Что они в нее сыплют, как варят, через какие трубы прогоняют, остается неизвестным, но калужская водка воодушевляет. Не верите?! Прошу! Будем убеждаться. Давайте, ребята, почаще убеждаться. В собственной правоте, в честности своих друзей, в красоте женщин, в непревзойденных качествах калужской водки! Вперед! Будем друзьями! Будем называть друг друга по имени, приглашать в гости и петь песни нашей молодости, когда утомленное солнце нежно с морем прощалось, а ты призналась, что нет любви. Дурь собачья. Любовь была. Иначе не было бы песни.
Квардаков выпил, отставил стакан. В глазах его не было ни веселья, ни воодушевления. Он разорвал курицу на части, положил каждому в тарелку щедрый кусок, не забыв и себя. Потом, словно вспомнив о чем-то, встал, перегнувшись через стол, снял фотографию прыгающей женщины, изорвал ее и бросил под стол. И снова занялся курицей.
– Зачем вы, Борис Борисович? – воскликнула Света.
– Во-первых – Борис. Во-вторых – ты. В-третьих – поступки не нуждаются в объяснениях. А если уж они очень нужны, могу сказать – после того, как здесь побывала ты, Света, этой прыгунье в моем доме делать нечего. Попрыгала, и хватит. Если вы, ребята, не против, я повешу другую фотографию. – Квардаков встал, вынул из ящика снимок и приколол его на то место, где совсем недавно летела в прыжке целеустремленная девица с мощными ляжками. Теперь там красовался портрет Светы. Она смотрела исподлобья, улыбалась, и на ее щеке светился солнечный зайчик.
– Где… ты его взял? – воскликнула Света.
– А! – Квардаков махнул рукой. – У Вадима в лаборатории спер. У него их там много. Он даже не заметил. А эту… С глаз долой, из сердца вон.

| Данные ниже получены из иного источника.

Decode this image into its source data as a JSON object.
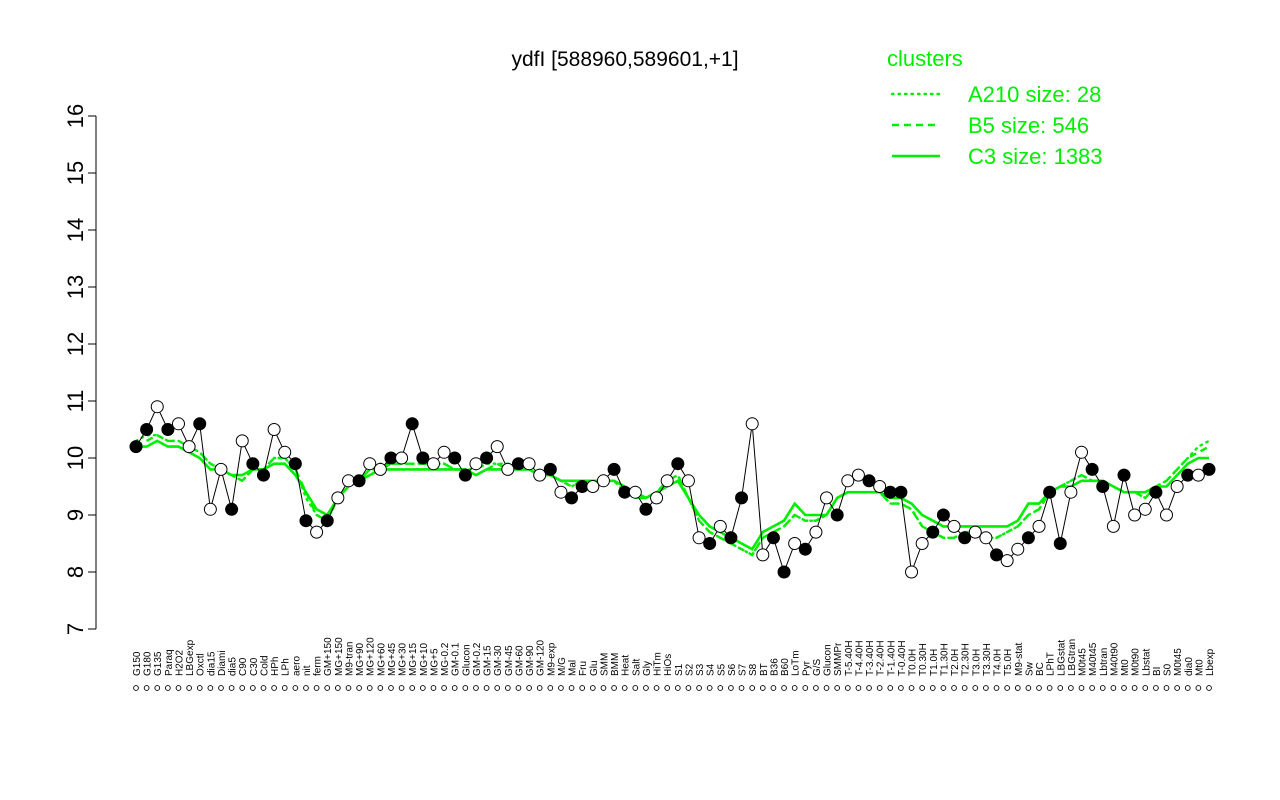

Анфертьев диву давался – в каждом слове Квардакова было столько уверенности в собственной правоте, решительности, твердости, что, будь у него все это на заводе, в служебном кабинете, он бы давно стал директором и товарищу Подчуфарину пришлось бы уйти на повышение.
Отвернемся на минуту от служебных бумаг и любимых начальников, от красивых женщин и милых нашему сердцу обязанностей, посмотрим внутрь себя. О, сколько смелости, сколько дерзких и крамольных мыслей мы носим в себе, сколько отчаянных решений в нас скопилось, сколько мужественных поступков рвется наружу! И ведь все они продуманы, многократно разыграны перед друзьями, перед зеркалом, перед сном, когда голова утопает в подушке, когда мы сами утопаем в усталости и осторожности.
Но больше всего удивило Вадима Кузьмича выражение, с которым Квардакова слушала Света. Она смотрела на него всерьез. Она видела его впервые. Анфертьев окинул взглядом голые стены, похвальную грамоту в самодельной рамке под стеклом, мигающие красные точки магнитофона, мохнатый пиджак на спинке стула, узкую кушетку, застеленную пледом. Квардаков захмелел, его светлые глазки светились доброжелательством, он говорил что-то, говорил увлеченно, раскованно, убежденно, Анфертьев без устали снимал и складывал где-то внутри себя изображения квартиры Квардакова, его портреты, смятенные глаза Светы.
Потом наступил час прощания, и они действительно прощались не меньше часа. Квардаков рассказал, как удобно от него добраться и Свете, и Анфертьеву, потом рванулся было развезти их на машине, но воспротивилась Света. Тогда Квардаков в каком-то паническом страхе, боясь остаться один, рванулся по квартире в поисках подарков для гостей. Он выдвигал ящики и тут же задвигал их, распахивал дверцы стенки, потом блуждающий взгляд его скользил по голым стенам, он хлопал себя ладонями по карманам, убегал на кухню, возвращался, и во взоре его была безутешность.
– О! – воскликнул он просветленно и поднял указательный палец. – Света! Я подарю тебе кассету с песнями Божественной Аллы.